Given the open-source availability of GPT models and the fact that SambaNova already has a GPT offering, one question is what real advantage does the GPT Banking offering provide. Choy said, “We found the general-purpose GPT model, whether that's ours or someone else’s, is okay for many things but not really great at anything. These are big models trained on big public datasets. They're effectively like Swiss Army knives. If you're in banking, you really care a lot about some specific downstream tasks like sentiment analysis, like text extraction, like document creation, like entity recognition. What we've done is we've taken the pre-trained GPT based model and done another step of pre-training with an industry specific needs.”
It will be interesting to monitor how SambaNova’s dataflow-as-a-service fares in the market.
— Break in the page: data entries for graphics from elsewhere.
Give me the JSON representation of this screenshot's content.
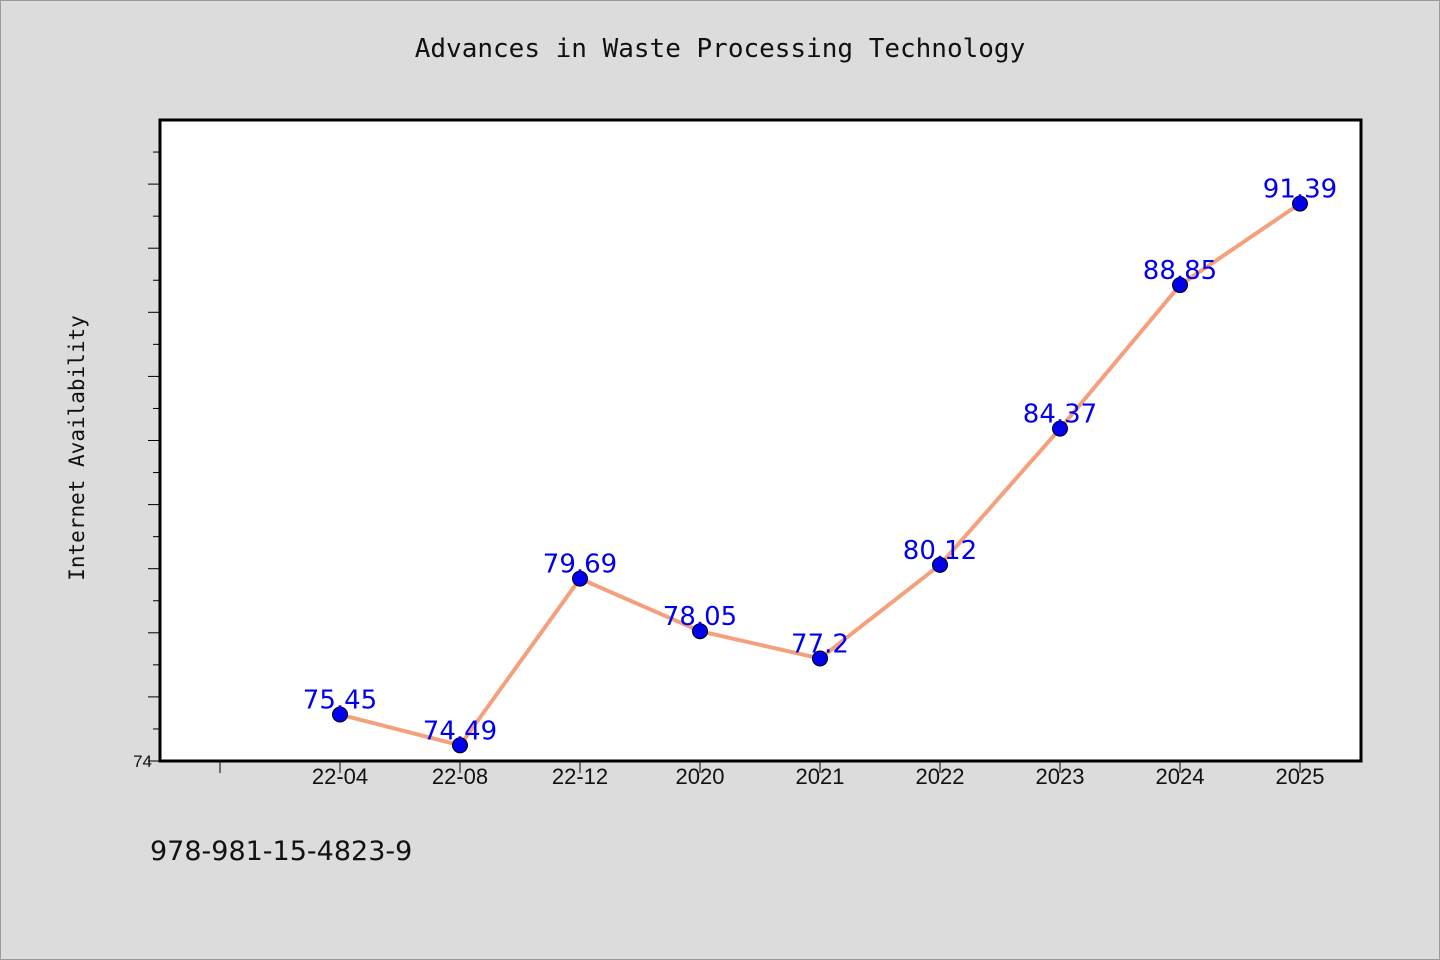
{
  "chart_data": {
    "type": "line",
    "title": "Advances in Waste Processing Technology",
    "xlabel": "",
    "ylabel": "Internet Availability",
    "categories": [
      "22-04",
      "22-08",
      "22-12",
      "2020",
      "2021",
      "2022",
      "2023",
      "2024",
      "2025"
    ],
    "series": [
      {
        "values": [
          75.45,
          74.49,
          79.69,
          78.05,
          77.2,
          80.12,
          84.37,
          88.85,
          91.39
        ],
        "labels": [
          "75.45",
          "74.49",
          "79.69",
          "78.05",
          "77.2",
          "80.12",
          "84.37",
          "88.85",
          "91.39"
        ],
        "color": "#f4a07c",
        "marker_color": "#0000ee"
      }
    ],
    "ylim": [
      74,
      94
    ],
    "ytick_labels": [
      "74"
    ],
    "grid": false,
    "legend": "none",
    "annotation": "978-981-15-4823-9",
    "colors": {
      "background": "#dcdcdc",
      "plot_area": "#ffffff",
      "line": "#f4a07c",
      "marker": "#0000ee",
      "data_label": "#0000ee"
    }
  }
}
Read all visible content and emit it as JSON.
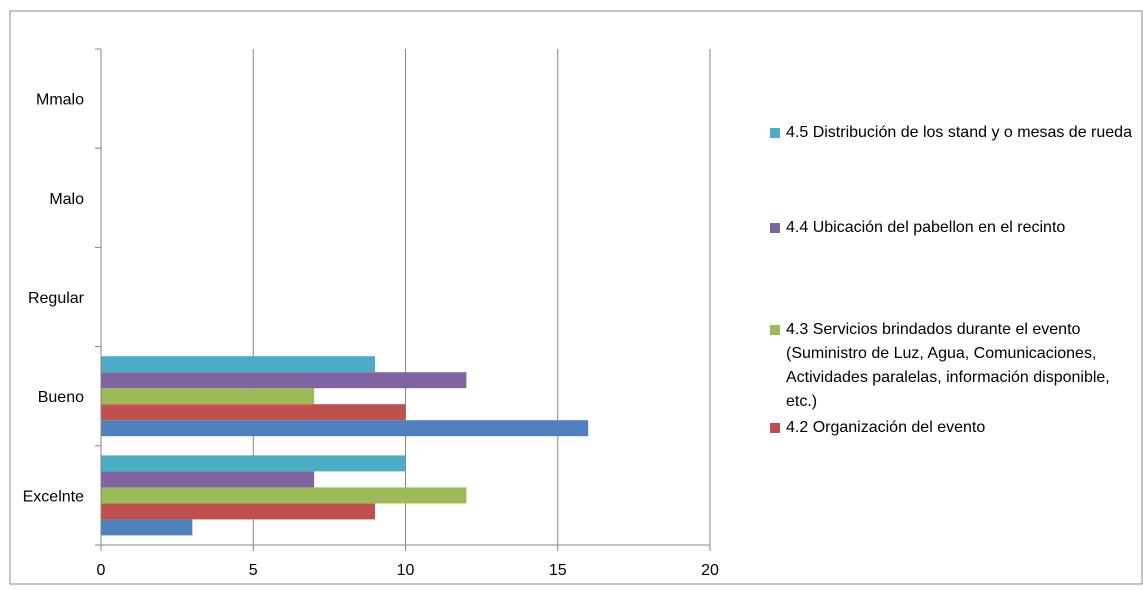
{
  "chart_data": {
    "type": "bar",
    "orientation": "horizontal",
    "categories": [
      "Excelnte",
      "Bueno",
      "Regular",
      "Malo",
      "Mmalo"
    ],
    "xlim": [
      0,
      20
    ],
    "x_ticks": [
      "0",
      "5",
      "10",
      "15",
      "20"
    ],
    "grid": "vertical",
    "legend_position": "right",
    "series": [
      {
        "name": "",
        "color": "#4F81BD",
        "values": [
          3,
          16,
          0,
          0,
          0
        ]
      },
      {
        "name": "4.2 Organización del evento",
        "color": "#C0504D",
        "values": [
          9,
          10,
          0,
          0,
          0
        ]
      },
      {
        "name": "4.3 Servicios brindados durante el evento (Suministro de Luz, Agua, Comunicaciones, Actividades paralelas, información disponible, etc.)",
        "color": "#9BBB59",
        "values": [
          12,
          7,
          0,
          0,
          0
        ]
      },
      {
        "name": "4.4 Ubicación del pabellon en el recinto",
        "color": "#8064A2",
        "values": [
          7,
          12,
          0,
          0,
          0
        ]
      },
      {
        "name": "4.5 Distribución de los stand y o mesas de rueda",
        "color": "#4BACC6",
        "values": [
          10,
          9,
          0,
          0,
          0
        ]
      }
    ]
  }
}
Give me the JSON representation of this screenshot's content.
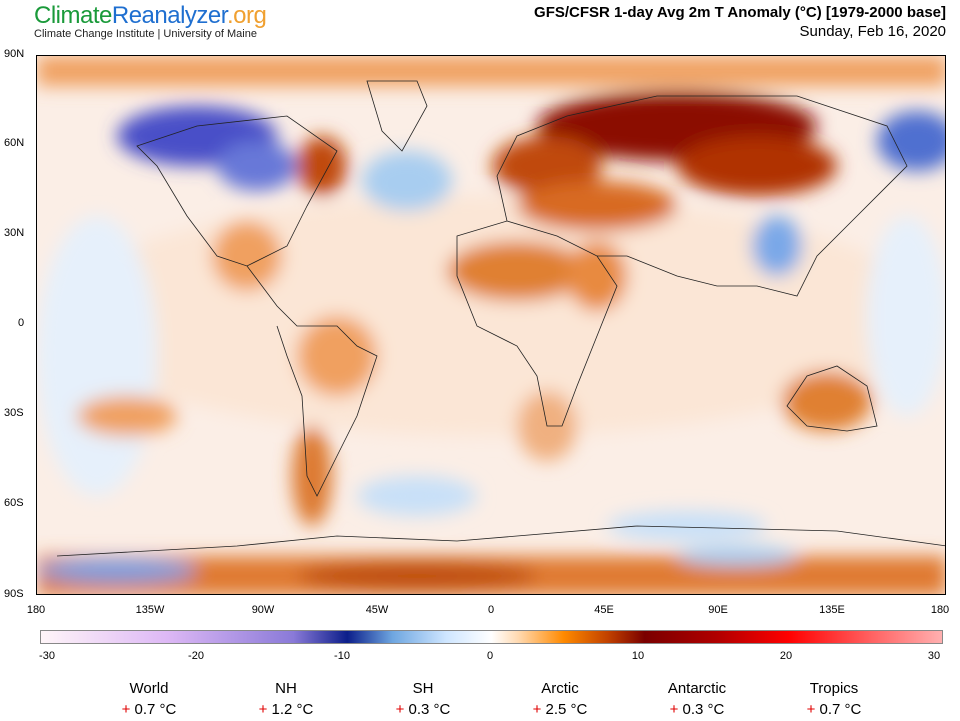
{
  "header": {
    "logo_climate": "Climate",
    "logo_reanalyzer": "Reanalyzer",
    ".org": ".org",
    "logo_org": ".org",
    "subtitle": "Climate Change Institute | University of Maine",
    "title": "GFS/CFSR 1-day Avg 2m T Anomaly (°C) [1979-2000 base]",
    "date": "Sunday, Feb 16, 2020"
  },
  "map": {
    "lat_labels": [
      "90N",
      "60N",
      "30N",
      "0",
      "30S",
      "60S",
      "90S"
    ],
    "lon_labels": [
      "180",
      "135W",
      "90W",
      "45W",
      "0",
      "45E",
      "90E",
      "135E",
      "180"
    ]
  },
  "colorbar": {
    "ticks": [
      "-30",
      "-20",
      "-10",
      "0",
      "10",
      "20",
      "30"
    ],
    "units": "°C"
  },
  "stats": [
    {
      "label": "World",
      "sign": "+",
      "value": "0.7 °C"
    },
    {
      "label": "NH",
      "sign": "+",
      "value": "1.2 °C"
    },
    {
      "label": "SH",
      "sign": "+",
      "value": "0.3 °C"
    },
    {
      "label": "Arctic",
      "sign": "+",
      "value": "2.5 °C"
    },
    {
      "label": "Antarctic",
      "sign": "+",
      "value": "0.3 °C"
    },
    {
      "label": "Tropics",
      "sign": "+",
      "value": "0.7 °C"
    }
  ]
}
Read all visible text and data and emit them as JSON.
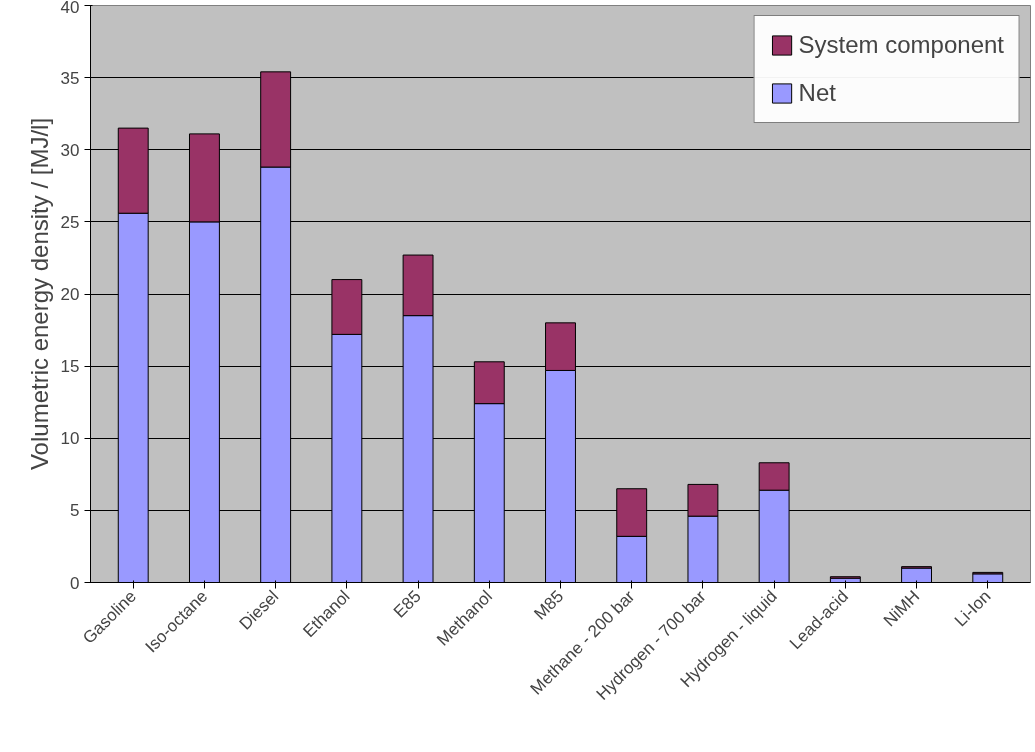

Hyperion Research analyst Steve Conway said, “SambaNova's strategy of offering a domain-specific GPT banking service makes good sense. AI is already highly useful, but isn't far enough along yet for versatile experiential learning products or services that can handle many domains effectively. Security is always a concern in the banking sector, but I'm sure SambaNova's services adhere to all the appropriate regulations and practices.”